Генерал и его армия. Верный Руслан | страница 45
— Чего ж вам-то спасаться, — подольстился Шестериков, стараясь на еду не смотреть. — Вон вы какая сила!
— А это еще неизвестно, — сказал кто постарше, — станина выдержит или нет. Мы из нее по горизонтали не стреляли ни разу.
Просьбу Шестерикова они выслушали с пониманием и отказали наотрез.
— Ты погляди, — сказал молодой, — много ли у нас снарядов.
Снарядный ящик, из тонких планок, как для огурцов или яблок, стоял на снегу подле зенитки, и в нем, поблескивая латунью и медью, серыми рылами головок, лежало всего четыре снаряда.
— Только по танкам, — пояснил старший, — даже по самолету нельзя. Иначе трибунал.
— Братцы, — сказал Шестериков, — но тут же случай какой. За генерала простят.
Они пожали плечами, переглянулись и не ответили. Но старший все же подумал и предложил:
— А вот к генералу и обратись. К нашему генералу. Его приказ — может, он и отменит. В виде исключения.
— Вообще-то навряд, — сказал молодой. — Генерал, он больше всего танков боится. Но уж раз такой случай…
— А где он, ваш генерал?
Старший не повернулся, а молодой охотно привстал и показал пальцем.

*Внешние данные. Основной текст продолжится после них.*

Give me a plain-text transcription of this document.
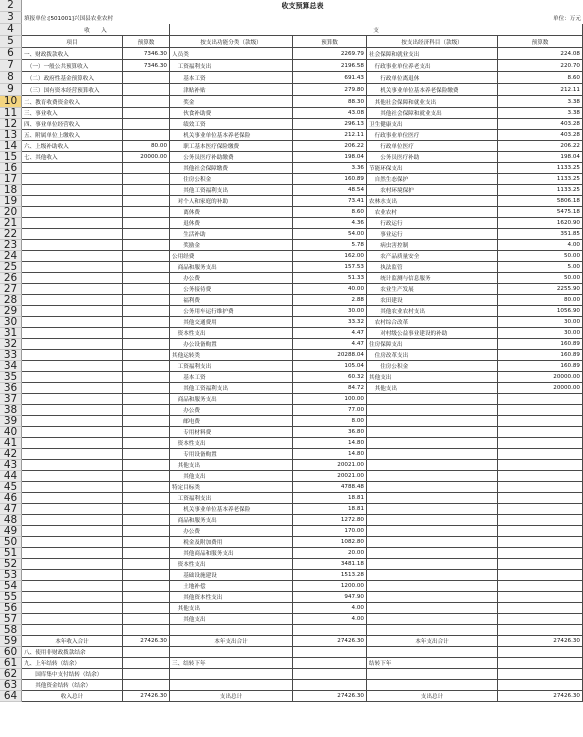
2	收支预算总表
3	填报单位:[501001]兴国县农业农村	单位：万元
4	收　　入	支
5	项目	预算数	按支出功能分类（款级）	预算数	按支出经济科目（款级）	预算数
6	一、财政拨款收入	7346.30 人员类	2269.79 社会保障和就业支出	224.08
7	　（一）一般公共预算收入	7346.30 　工资福利支出	2196.58 　行政事业单位养老支出	220.70
8	　（二）政府性基金预算收入	　　基本工资	691.43 　　行政单位离退休	8.60
9	　（三）国有资本经营预算收入	　　津贴补贴	279.80 　　机关事业单位基本养老保险缴费	212.11
10	二、教育收费资金收入	　　奖金	88.30 　其他社会保障和就业支出	3.38
11	三、事业收入	　　伙食补助费	43.08 　　其他社会保障和就业支出	3.38
12	四、事业单位经营收入	　　绩效工资	296.13 卫生健康支出	403.28
13	五、附属单位上缴收入	　　机关事业单位基本养老保险	212.11 　行政事业单位医疗	403.28
14	六、上级补助收入	80.00 　　职工基本医疗保险缴费	206.22 　　行政单位医疗	206.22
15	七、其他收入	20000.00 　　公务员医疗补助缴费	198.04 　　公务员医疗补助	198.04
16	　　其他社会保障缴费	3.36 节能环保支出	1133.25
17	　　住房公积金	160.89 　自然生态保护	1133.25
18	　　其他工资福利支出	48.54 　　农村环境保护	1133.25
19	　对个人和家庭的补助	73.41 农林水支出	5806.18
20	　　离休费	8.60 　农业农村	5475.18
21	　　退休费	4.36 　　行政运行	1620.90
22	　　生活补助	54.00 　　事业运行	351.85
23	　　奖励金	5.78 　　病虫害控制	4.00
24	公用经费	162.00 　　农产品质量安全	50.00
25	　商品和服务支出	157.53 　　执法监管	5.00
26	　　办公费	51.33 　　统计监测与信息服务	50.00
27	　　公务接待费	40.00 　　农业生产发展	2255.90
28	　　福利费	2.88 　　农田建设	80.00
29	　　公务用车运行维护费	30.00 　　其他农业农村支出	1056.90
30	　　其他交通费用	33.32 　农村综合改革	30.00
31	　资本性支出	4.47 　　对村级公益事业建设的补助	30.00
32	　　办公设备购置	4.47 住房保障支出	160.89
33	其他运转类	20288.04 　住房改革支出	160.89
34	　工资福利支出	105.04 　　住房公积金	160.89
35	　　基本工资	60.32 其他支出	20000.00
36	　　其他工资福利支出	84.72 　其他支出	20000.00
37	　商品和服务支出	100.00
38	　　办公费	77.00
39	　　邮电费	8.00
40	　　专用材料费	36.80
41	　资本性支出	14.80
42	　　专用设备购置	14.80
43	　其他支出	20021.00
44	　　其他支出	20021.00
45	特定目标类	4788.48
46	　工资福利支出	18.81
47	　　机关事业单位基本养老保险	18.81
48	　商品和服务支出	1272.80
49	　　办公费	170.00
50	　　税金及附加费用	1082.80
51	　　其他商品和服务支出	20.00
52	　资本性支出	3481.18
53	　　基础设施建设	1513.28
54	　　土地补偿	1200.00
55	　　其他资本性支出	947.90
56	　其他支出	4.00
57	　　其他支出	4.00
58
59	本年收入合计	27426.30	本年支出合计	27426.30	本年支出合计	27426.30
60	八、使用非财政拨款结余
61	九、上年结转（结余）	三、结转下年	结转下年
62	　　国库集中支付结转（结余）
63	　　其他资金结转（结余）
64	收入总计	27426.30	支出总计	27426.30	支出总计	27426.30
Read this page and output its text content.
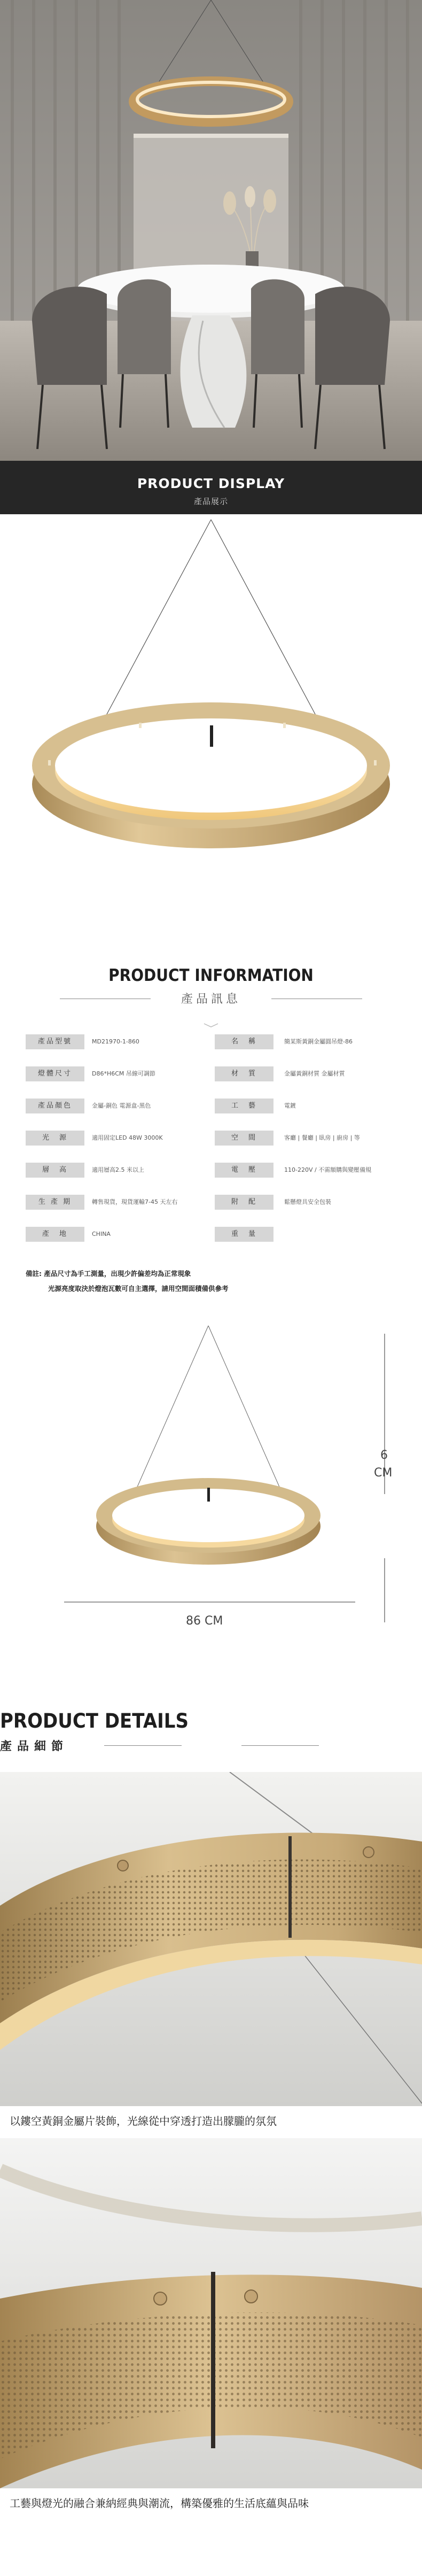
PRODUCT DISPLAY
產品展示
PRODUCT INFORMATION
產品訊息
產品型號	MD21970-1-860	名　稱	簡某斯黃銅金屬圓吊燈-86
燈體尺寸	D86*H6CM 吊線可調節	材　質	金屬黃銅材質 金屬材質
產品顏色	金屬-銅色 電源盒-黑色	工　藝	電鍍
光　源	適用固定LED 48W 3000K	空　間	客廳 | 餐廳 | 臥房 | 廚房 | 等
層　高	適用層高2.5 米以上	電　壓	110-220V / 不需額購與變壓備規
生 產 期	轉售現貨，現貨運輸7-45 天左右	附　配	鬆懸燈具安全包裝
產　地	CHINA	重　量
備註: 產品尺寸為手工測量，出現少許偏差均為正常現象
光源亮度取決於燈泡瓦數可自主選擇，請用空間面積備供參考
6
CM
86 CM
PRODUCT DETAILS
產品細節
以鏤空黃銅金屬片裝飾，光線從中穿透打造出朦朧的氛氛
工藝與燈光的融合兼納經典與潮流，構築優雅的生活底蘊與品味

— А во-он, церквушку на горушке видишь? Там он должен быть. Километров пять дотуда. Может, поменьше.
Шестериков поглядел с тоской на далекий крест, едва-едва черневший в туманной мгле морозного утра. Глаза у него слезились от студеного ветра, и никаких людей он близ той колоколенки не увидел.
— Что вы, братцы, — сказал он печально, — да разве ж до вашего генерала когда досягнешь? — Он имел в виду и расстояние, и чин. — Да и есть ли он там? Может, его и нету…
— Где ж ему быть? — сказал молодой неуверенно. — Место высокое, удобное для «энпэ». Оттуда, считай, верст за тридцать видимо.
— Дак если видимо, — возразил Шестериков, — у него сейчас одна думка: скорей в машину и драпать. Они-то первые и драпают.
Так говорил ему полугодовой опыт, и зенитчики не возражали, а только переглянулись — с ясно читавшимся на их лицах вопросом: «А не пора ли и нам?»
Шестериков еще постоял около них, слабо надеясь, что зенитчики переменят свое решение, и поплелся обратно, к своему генералу. В этот час он был единственный, кто двигался в сторону от Москвы.
Между тем генерал, о котором говорили зенитчики и от кого исходил приказ — не тратить снаряды, под страхом трибунала, на какую цель, кроме танков, — находился в ограде той церкви и меньше всего собирался сесть в машину и драпать, хотя со своей высоты действительно видел все. При нем, впрочем, и не было машины, он сюда поднялся пешком. Три лошади, привязанные к прутьям ограды, предназначались адъютанту и связным, но стояли надолго забытые, понуро смежив глаза, превратясь в заиндевевшие статуи.